Nevada Think Tank Announces New Case Aimed at U.S. Fish and Wildlife Service
CARSON CITY – A conservative Nevada think tank today announced the second case taken on by its Center for Justice and Constitutional Litigation (CJCL), this one aimed at the U.S. Fish and Wildlife Service for allegedly flooding a Pahrump church camp through negligent and illegal work on two streams.
The action is being taken on behalf of Victor Fuentes, a 1991 escapee from Cuba who in 2004 formed a church with his wife Annette in Las Vegas called The Ministerio Roco Solida Church, or Solid Rock Church.
The Nevada Policy Research Institute’s CJCL is filing a claim for damages on behalf of his church with the federal agency.
In 2006, Fuentes purchased a 40-acre, Wild West-themed camp in Amargosa Valley for $500,000, using a combination of member contributions and his own money. After purchasing the property Fuentes spent another $700,000 refurbishing buildings, installing a septic system and retrofitting elements of the camp — which was renamed “Patch of Heaven.”
By 2010, Fuentes said the property was booked “nearly every weekend” with church groups and campers. The main attractions of the camp were two spring-fed streams flowing through the property, and a swimming pond.
In the fall of 2010, the U.S. Fish and Wildlife Service began rerouting the streams away from the camp. The case alleges the streams – which had flowed through the property since the 1800s – were diverted to go around the camp, cutting off its recreational and baptismal waters.
The agency completed the rerouting project in early December 2010. On Dec. 23, just before Christmas, rain raised the stream waters over the federal agency’s constructed banks, flooding Patch of Heaven. The camp was submerged in mud and muddy water, severely damaging the buildings and other property.
“It was devastating,” Annette Fuentes said. “Seeing all the work we put into [the camp] ruined by some type of government negligence was unbelievable.”
In addition to the structural damage, the Fuenteses say the overall value of the camp property is now significantly less.

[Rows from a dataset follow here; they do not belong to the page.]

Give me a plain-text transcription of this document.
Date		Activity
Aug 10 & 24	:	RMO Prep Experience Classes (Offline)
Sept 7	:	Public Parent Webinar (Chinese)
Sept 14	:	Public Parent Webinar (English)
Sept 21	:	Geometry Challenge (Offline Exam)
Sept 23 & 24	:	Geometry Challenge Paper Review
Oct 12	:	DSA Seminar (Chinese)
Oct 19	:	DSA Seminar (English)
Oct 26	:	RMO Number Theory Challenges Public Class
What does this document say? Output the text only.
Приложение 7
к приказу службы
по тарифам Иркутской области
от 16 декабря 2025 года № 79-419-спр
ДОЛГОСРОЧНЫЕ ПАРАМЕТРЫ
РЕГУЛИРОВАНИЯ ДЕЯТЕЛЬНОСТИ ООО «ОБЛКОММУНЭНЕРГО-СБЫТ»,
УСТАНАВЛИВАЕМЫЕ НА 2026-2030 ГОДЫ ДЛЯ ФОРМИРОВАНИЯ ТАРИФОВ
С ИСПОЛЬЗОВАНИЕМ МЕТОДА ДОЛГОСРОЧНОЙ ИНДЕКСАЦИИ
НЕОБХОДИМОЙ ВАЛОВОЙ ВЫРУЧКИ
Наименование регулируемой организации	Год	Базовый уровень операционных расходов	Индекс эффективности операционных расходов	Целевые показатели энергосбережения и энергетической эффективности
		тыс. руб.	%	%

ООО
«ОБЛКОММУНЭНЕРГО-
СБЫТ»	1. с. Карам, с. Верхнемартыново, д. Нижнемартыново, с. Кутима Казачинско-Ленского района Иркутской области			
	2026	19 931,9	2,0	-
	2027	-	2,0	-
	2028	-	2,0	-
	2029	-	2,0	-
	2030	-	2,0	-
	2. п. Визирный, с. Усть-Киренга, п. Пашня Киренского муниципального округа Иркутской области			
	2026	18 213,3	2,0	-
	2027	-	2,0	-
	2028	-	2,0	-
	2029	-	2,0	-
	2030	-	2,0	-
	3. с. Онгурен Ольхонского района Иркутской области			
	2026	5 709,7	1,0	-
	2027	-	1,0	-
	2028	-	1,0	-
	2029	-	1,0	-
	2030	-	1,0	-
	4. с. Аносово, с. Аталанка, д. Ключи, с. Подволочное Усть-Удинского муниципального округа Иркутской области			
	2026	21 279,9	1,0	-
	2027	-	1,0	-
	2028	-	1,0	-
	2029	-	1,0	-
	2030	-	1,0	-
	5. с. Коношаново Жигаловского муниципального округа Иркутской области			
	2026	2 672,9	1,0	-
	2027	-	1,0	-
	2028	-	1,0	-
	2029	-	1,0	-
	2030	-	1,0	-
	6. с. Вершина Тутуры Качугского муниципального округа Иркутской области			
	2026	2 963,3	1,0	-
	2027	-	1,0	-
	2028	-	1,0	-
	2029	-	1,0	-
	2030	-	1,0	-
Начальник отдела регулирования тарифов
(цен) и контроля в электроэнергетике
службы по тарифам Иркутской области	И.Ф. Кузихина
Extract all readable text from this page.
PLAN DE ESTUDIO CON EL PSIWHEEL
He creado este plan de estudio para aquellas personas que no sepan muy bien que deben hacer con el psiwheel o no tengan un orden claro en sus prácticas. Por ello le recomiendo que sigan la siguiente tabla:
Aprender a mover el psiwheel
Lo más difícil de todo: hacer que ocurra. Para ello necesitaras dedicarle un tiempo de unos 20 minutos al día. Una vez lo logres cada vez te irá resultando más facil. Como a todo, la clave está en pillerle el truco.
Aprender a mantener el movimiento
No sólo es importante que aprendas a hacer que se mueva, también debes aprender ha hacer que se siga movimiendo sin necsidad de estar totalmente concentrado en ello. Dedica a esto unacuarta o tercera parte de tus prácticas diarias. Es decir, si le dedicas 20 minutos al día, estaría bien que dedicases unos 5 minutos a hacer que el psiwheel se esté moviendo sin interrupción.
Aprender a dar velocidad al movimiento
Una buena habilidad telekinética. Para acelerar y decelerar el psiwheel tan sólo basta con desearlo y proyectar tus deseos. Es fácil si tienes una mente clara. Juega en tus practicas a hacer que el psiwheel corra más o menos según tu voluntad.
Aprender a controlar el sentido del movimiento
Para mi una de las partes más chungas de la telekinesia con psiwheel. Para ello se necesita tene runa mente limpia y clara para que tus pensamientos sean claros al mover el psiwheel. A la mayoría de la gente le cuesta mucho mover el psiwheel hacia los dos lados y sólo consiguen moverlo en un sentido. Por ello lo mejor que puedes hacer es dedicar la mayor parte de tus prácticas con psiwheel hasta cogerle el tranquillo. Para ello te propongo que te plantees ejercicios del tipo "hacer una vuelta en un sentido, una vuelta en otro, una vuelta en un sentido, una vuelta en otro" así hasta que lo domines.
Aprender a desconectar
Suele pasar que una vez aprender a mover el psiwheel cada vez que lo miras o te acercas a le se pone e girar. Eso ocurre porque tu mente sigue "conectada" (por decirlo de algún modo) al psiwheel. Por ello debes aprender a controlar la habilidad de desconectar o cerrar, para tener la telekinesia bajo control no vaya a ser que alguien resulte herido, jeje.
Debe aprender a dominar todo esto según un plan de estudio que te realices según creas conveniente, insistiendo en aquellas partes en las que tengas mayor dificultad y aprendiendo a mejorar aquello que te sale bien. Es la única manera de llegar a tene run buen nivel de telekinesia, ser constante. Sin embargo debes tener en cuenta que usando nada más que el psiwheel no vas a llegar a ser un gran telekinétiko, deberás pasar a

Not only has the camp been deprived of its water source, but it is now on a government-created flood plain.
The Fuenteses reached out to several government officials for help, but received few responses.
“The government acts like a separate entity from the people – they are there, and we are here,” Victor Fuentes said.
Joseph Becker, chief legal officer and director of CJCL, said the diversion of the streams was an illegal act by the U.S. Fish and Wildlife Service.
In an article in the Pahrump Valley Times in 2009, a federal official said the work was intended to restore the streams to their original channel.
The article quoted Cynthia Martinez, manager of the Desert National Wildlife Refuge complex, who said the alignment is the result of a 15-year management plan. The plan was discussed at public meetings in 2008, including one at the Amargosa Valley Community Center, Martinez said. She said the Fish and Wildlife Service isn’t rerouting the channel but restoring it to its original path.
The restoration of the channel is designed to help the speckled dace, an endangered species of fish, Martinez said.
“The reason the refuge was established was for threatened and endangered species. One of the restoration techniques we have is to restore their native habitat. That means going back and reconstructing outflow channels from all these springs back in their hydrologically correct direction,” Martinez said.
It is the second action taken by the CJCL. In November it filed a lawsuit against the state of Nevada and the Public Utilities Commission alleging the employment of a state lawmaker violated the state constitution’s separation of powers clause.
Sen. Mo Denis, D-Las Vegas, left the job about the time the lawsuit was filed, but the case is being pursued by the CJCL because of the ramifications for other lawmakers serving in state or local government public jobs.